1965 single by The Standells

"Dirty Water" is a song by the American rock band the Standells, written by their producer Ed Cobb. Recorded and released in 1965, the song is a mock paean to the city of Boston, Massachusetts, and its then-famously polluted Boston Harbor and Charles River.

== History ==
According to Standells keyboardist Larry Tamblyn, at least some of the song (notably the reference to "lovers, muggers, and thieves") was inspired by a mugging of producer Ed Cobb in Boston. In addition to the Charles River, other local interest items in the song include the Boston University women's curfew—"Frustrated women ... have to be in by 12 o'clock"—and a passing mention of the Boston Strangler—"have you heard about the Strangler? (I'm the man I'm the man)."

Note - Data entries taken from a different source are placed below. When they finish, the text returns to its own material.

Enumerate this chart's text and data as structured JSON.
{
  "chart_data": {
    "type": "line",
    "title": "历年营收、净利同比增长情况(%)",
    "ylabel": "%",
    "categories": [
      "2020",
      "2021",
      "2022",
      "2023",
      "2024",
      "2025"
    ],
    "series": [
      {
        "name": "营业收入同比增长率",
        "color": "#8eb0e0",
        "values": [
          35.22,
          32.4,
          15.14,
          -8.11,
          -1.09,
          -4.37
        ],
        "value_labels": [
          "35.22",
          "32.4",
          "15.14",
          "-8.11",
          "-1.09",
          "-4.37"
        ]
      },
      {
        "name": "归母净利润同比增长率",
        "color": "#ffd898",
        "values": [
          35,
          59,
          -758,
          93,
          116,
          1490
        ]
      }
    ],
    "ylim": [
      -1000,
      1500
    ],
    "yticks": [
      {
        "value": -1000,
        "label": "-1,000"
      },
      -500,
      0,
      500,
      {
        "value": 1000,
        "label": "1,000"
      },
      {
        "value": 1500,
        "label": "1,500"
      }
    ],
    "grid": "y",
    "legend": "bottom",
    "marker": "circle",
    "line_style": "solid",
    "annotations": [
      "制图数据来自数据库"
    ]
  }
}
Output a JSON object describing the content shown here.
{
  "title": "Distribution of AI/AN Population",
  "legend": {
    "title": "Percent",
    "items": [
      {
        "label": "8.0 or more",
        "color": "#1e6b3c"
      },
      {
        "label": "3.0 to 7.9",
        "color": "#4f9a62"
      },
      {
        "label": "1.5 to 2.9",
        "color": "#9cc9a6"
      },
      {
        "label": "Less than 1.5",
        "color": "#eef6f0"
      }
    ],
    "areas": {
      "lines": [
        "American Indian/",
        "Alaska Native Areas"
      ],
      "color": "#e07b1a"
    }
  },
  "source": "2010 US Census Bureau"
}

The well-known guitar riff that opens the song was recorded with a Fender Telecaster through a Vox AC30 amplifier by Standells guitarist Tony Valentino. Although Cobb received sole songwriting credit, Tamblyn has stated that the band "completely restructured it ... and made it into what it was", and "we didn’t get any credits for writing nor arranging."

==Reception ==
"Dirty Water" was first issued in late 1965 on the Tower label, a subsidiary of Capitol Records. It first became a hit in the state of Florida, breaking out on WLOF in Orlando in January 1966.

The song debuted on the Cash Box charts on April 30, 1966, and peaked at No. 8. It reached No. 11 on the Billboard Hot 100 chart on June 11. It was the band's first major hit single; their earlier charting record, "The Boy Next Door", had only reached No. 102 on Billboards Bubbling Under chart in February 1966.

"Dirty Water" was included in the influential compilation album Nuggets: Original Artyfacts from the First Psychedelic Era, 1965–1968 and is listed in the Rock and Roll Hall of Fame's "500 Songs that Shaped Rock and Roll".

Dirty Water was also the title of the Standells' most successful LP, their only nationally charting album. This LP charted on both Billboard and Cash Box magazines' charts, peaking at No. 52 and No. 39, respectively, during the summer of 1966.

==Use by sports teams==
The song is traditionally played by Boston sports teams following home victories. The National Hockey League's Boston Bruins began playing it in 1995, and Major League Baseball's Boston Red Sox followed suit after home victories beginning in the 1997 season.

The Standells performed the song live at Fenway Park prior to Game 2 of the 2004 World Series. The song is also included in the soundtrack for the 2005 film Fever Pitch, which focuses on the 2004 Red Sox season.

Starting in April 2019, Liverpool F.C., a club in the English Premier League, began playing "Dirty Water" after home matches. The club is owned by Fenway Sports Group, which also owns the Red Sox.

==Personnel==
- Dick Dodd – drums, lead vocal
- Gary Lane – backing vocal, bass guitar
- Larry Tamblyn – backing vocal, Vox Continental organ
- Tony Valentino – backing vocal, electric guitar, harmonica

==Chart history==

| Chart (1966) | Peak position |
|---|---|
| U.S. Billboard Hot 100 | 11 |
| Canada RPM | 11 |

==Covers and samples==

- British garage rock revivalists The Inmates covered "Dirty Water" in 1979 (and replaced Boston and the Charles with London and the River Thames), a version which was a moderate hit and reached #51 on the Billboard Hot 100 singles chart in January 1980. This song was promoted with customized promo versions recorded for many towns distributed to radio stations. For example, the promo copy played on Jackson, Mississippi's WZZQ said "Pearl River" and "Jackson you're my home".